The team, led by virus expert Peter Ben Embarek, is probing the origins of Covid-19 to understand how the virus jumped from animal to human.
There was speculation early in the pandemic that the virus may have been accidentally leaked from the lab. But there is no evidence to back up this theory. Trump infamously caught wind of the rumours and ran with them, even claiming that China deliberately leaked the virus.
Shi Zhengli, one of China’s leading experts on bat coronaviruses and deputy director of the Wuhan lab, admitted in a June 2020 interview that she was initially anxious about whether the virus had leaked from the facility. But she says her fears were put to bed after subsequent checks revealed that none of the gene sequences matched the viruses held by the lab.

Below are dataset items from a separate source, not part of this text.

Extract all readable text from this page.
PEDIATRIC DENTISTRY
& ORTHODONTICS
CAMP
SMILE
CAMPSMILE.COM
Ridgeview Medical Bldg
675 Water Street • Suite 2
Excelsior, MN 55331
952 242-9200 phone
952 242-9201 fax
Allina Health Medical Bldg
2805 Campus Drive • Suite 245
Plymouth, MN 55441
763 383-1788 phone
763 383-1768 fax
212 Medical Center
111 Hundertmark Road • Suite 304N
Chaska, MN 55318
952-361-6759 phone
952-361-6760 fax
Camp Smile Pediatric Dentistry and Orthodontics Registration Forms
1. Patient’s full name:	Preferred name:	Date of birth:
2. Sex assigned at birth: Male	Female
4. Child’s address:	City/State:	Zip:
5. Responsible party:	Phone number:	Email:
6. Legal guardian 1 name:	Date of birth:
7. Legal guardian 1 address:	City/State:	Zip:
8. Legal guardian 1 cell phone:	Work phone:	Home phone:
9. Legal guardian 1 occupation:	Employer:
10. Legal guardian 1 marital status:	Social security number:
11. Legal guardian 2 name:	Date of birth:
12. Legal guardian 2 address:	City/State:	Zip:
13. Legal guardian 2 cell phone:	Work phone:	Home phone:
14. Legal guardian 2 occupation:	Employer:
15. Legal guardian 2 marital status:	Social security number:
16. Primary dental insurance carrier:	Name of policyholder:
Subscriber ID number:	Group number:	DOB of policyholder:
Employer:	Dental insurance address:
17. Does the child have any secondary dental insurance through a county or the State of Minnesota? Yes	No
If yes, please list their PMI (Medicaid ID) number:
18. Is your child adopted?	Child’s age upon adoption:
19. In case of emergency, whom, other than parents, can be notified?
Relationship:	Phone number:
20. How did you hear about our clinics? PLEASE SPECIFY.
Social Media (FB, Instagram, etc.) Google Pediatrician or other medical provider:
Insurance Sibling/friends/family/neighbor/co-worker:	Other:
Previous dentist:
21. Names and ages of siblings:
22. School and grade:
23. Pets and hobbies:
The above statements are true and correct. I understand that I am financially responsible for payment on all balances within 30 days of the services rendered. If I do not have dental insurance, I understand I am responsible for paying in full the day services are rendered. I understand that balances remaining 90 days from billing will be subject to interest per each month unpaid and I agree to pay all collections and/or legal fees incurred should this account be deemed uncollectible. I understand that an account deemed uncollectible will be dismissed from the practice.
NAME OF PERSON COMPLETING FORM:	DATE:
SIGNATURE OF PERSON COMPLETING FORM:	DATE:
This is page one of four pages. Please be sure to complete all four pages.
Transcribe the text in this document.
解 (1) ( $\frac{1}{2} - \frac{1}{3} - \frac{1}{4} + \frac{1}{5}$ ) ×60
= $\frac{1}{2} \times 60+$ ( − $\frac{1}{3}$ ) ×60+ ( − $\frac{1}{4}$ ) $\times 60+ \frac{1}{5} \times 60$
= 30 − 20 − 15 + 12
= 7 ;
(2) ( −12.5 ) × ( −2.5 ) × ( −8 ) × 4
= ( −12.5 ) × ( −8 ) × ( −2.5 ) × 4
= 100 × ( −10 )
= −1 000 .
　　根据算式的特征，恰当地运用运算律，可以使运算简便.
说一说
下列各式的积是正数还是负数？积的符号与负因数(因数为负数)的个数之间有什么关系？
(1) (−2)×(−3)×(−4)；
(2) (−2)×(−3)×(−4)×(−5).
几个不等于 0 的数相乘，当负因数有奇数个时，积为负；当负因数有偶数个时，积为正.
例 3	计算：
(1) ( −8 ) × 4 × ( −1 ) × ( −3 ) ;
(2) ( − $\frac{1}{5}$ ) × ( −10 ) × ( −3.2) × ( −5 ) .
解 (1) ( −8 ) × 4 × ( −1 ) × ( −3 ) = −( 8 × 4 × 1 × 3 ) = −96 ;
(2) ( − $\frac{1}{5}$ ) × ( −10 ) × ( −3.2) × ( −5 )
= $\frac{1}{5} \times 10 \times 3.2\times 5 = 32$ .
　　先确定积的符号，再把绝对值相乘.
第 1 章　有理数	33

WHO officials arrived in Wuhan last month after having been repeatedly denied access by Beijing. They’ve already visited a hospital where many of the first victims were treated, and the wet food market where the first reported clusters of infections emerged. The world is holding its breath to hear what – if anything – they come back with.
Escape from Iran
A British-Iranian academic has carried out a daring escape from Iran, where he was facing a nine-year jail sentence for “co-operating with a hostile state power.”
Kameel Ahmady skipped bail and crossed the country’s North Western border on foot over a treacherous mountain range in deep snow and freezing temperatures, evading Iranian border patrols on paths used by smugglers. He eventually found his way to London.
This is what he says about his Houdini-like escape: “I just simply left. I packed my bag with a shaving kit, a few books of mine, and a laptop and warm clothes… It was very cold, very long, very dark and very scary.”
Ahmady, a social anthropologist focussing on female genital mutilation (FGM) and child marriage in Iran, was first arrested by Revolutionary Guards in Tehran in 2019.
He reckons he was arrested because of his dual nationality, his academic interests and as retaliation for Britain seizing an Iranian oil tanker off Gibraltar that was suspected of breaking EU sanctions.
Ahmady fled while released on bail after a three-month stint in Iran’s notorious Evin prison, where Nazanin Zaghari-Ratcliffe, another dual national imprisoned by Iran, has previously been held. Ahmady said: “I decided to escape because I couldn’t see myself staying in prison for 10 years and watching my son from a distance growing up.”